While standard LVEF remains of clinical interest, since it gives a global picture of LV pump function for the given contractility and loading conditions, we propose reporting an Ea-adjusted LVEF to significantly improve the ability of LVEF to tracking changes in Ees during acute perturbations of LV afterload, without affecting the performance during changes in contractility. Moreover, we have recently demonstrated that radial, femoral and aortic MAP values are interchangeably as valid surrogates for the estimation of Pes, so LVEF can be adjusted using a peripheral estimation of Ea regardless the arterial pressure measurement site [12]. Since the additional information required to calculate LVEFEA can be obtained using currently available measures of arterial pressure and ventricular function, its application for estimating LV contractility could be easily implemented. This afterload-corrected LVEF could be particularly helpful for identifying those patients with depressed LV contractility in the setting of altered loading conditions, as seen during septic shock. Furthermore, identification of depressed contractility by the Ea-corrected LVEF in the context of a persistent tissue hypoperfusion could theoretically better define the population potentially eligible for inotropic therapy. However, the usefulness and superiority of these surrogates in the clinical practice needs further clinical validation.
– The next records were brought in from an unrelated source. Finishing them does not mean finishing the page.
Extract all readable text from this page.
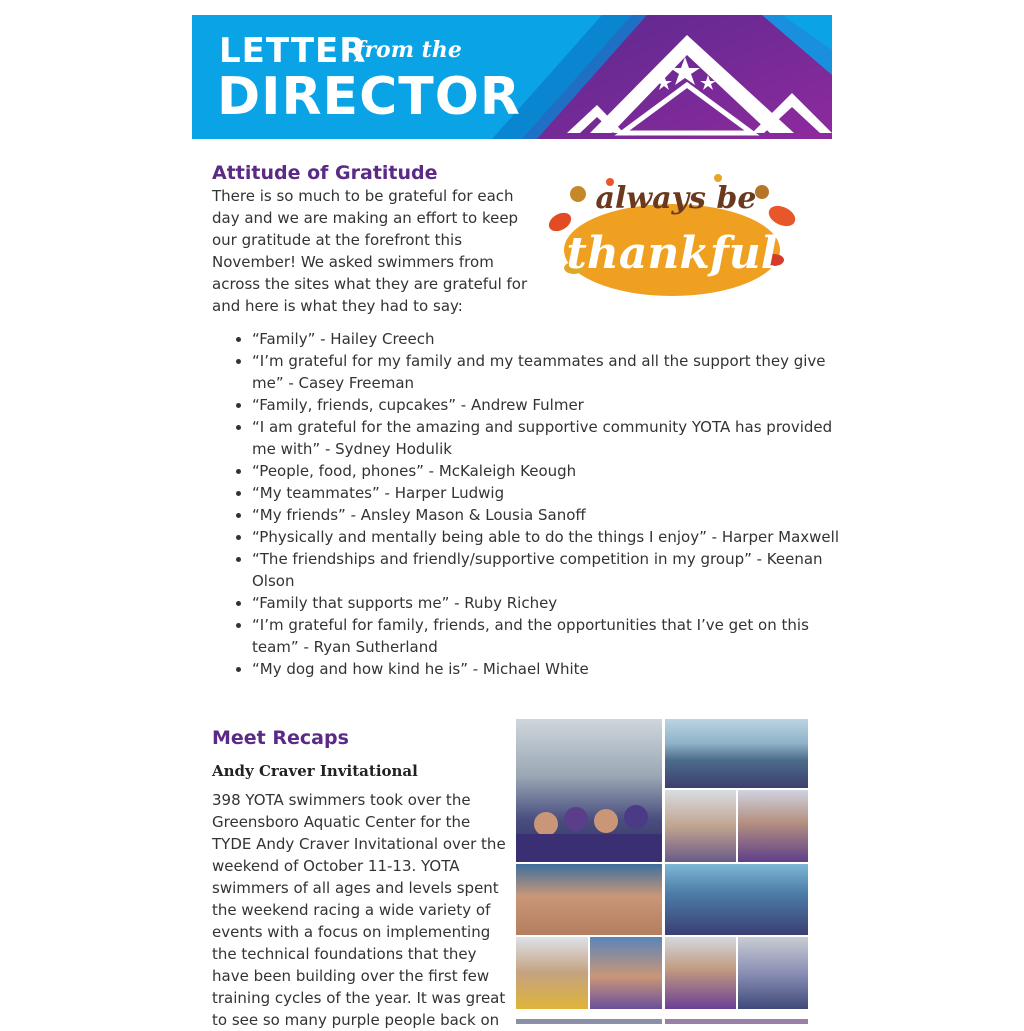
LETTER
from the
DIRECTOR
Attitude of Gratitude

There is so much to be grateful for each day and we are making an effort to keep our gratitude at the forefront this November! We asked swimmers from across the sites what they are grateful for and here is what they had to say:

always be
thankful
• “Family” - Hailey Creech
• “I’m grateful for my family and my teammates and all the support they give me” - Casey Freeman
• “Family, friends, cupcakes” - Andrew Fulmer
• “I am grateful for the amazing and supportive community YOTA has provided me with” - Sydney Hodulik
• “People, food, phones” - McKaleigh Keough
• “My teammates” - Harper Ludwig
• “My friends” - Ansley Mason & Lousia Sanoff
• “Physically and mentally being able to do the things I enjoy” - Harper Maxwell
• “The friendships and friendly/supportive competition in my group” - Keenan Olson
• “Family that supports me” - Ruby Richey
• “I’m grateful for family, friends, and the opportunities that I’ve get on this team” - Ryan Sutherland
• “My dog and how kind he is” - Michael White
Meet Recaps
Andy Craver Invitational

398 YOTA swimmers took over the Greensboro Aquatic Center for the TYDE Andy Craver Invitational over the weekend of October 11-13. YOTA swimmers of all ages and levels spent the weekend racing a wide variety of events with a focus on implementing the technical foundations that they have been building over the first few training cycles of the year. It was great to see so many purple people back on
Our results require a few comments. First, we did not use echocardiography for calculating LVEF, which is the standard in clinical practice. Instead, we used the data obtained from the LV PV analysis by the classical conductance catheter technique. This method has been demonstrated to provide the most comprehensive description of the LV function [40], whereas estimation of LVEF by standard echocardiography relies on geometrical assumptions and is prone to technical inaccuracies and inter-/intra-observer variability. Thus, echocardiographic estimates of LVEF should show even greater variance than our findings, underscoring further the lack of sensitivity of LVEF estimates to track LV contractility. However, our results are not limited to the use of this conductance catheter methodology, since they should remain valid to any estimation of LVEF, such as that obtained from the 3D echocardiography or global ejection fraction from transpulmonary thermodilution. However, as our LVEF estimation was based on the volumetric data from the conductance catheter, these clinical estimates of LVEF would still rely on the accuracy of their measurements and their assumptions about the LV geometry. Finally, our study was performed on pigs receiving anesthesia, so our results should be interpreted with caution when extrapolating to human cardiovascular physiology in awake individuals.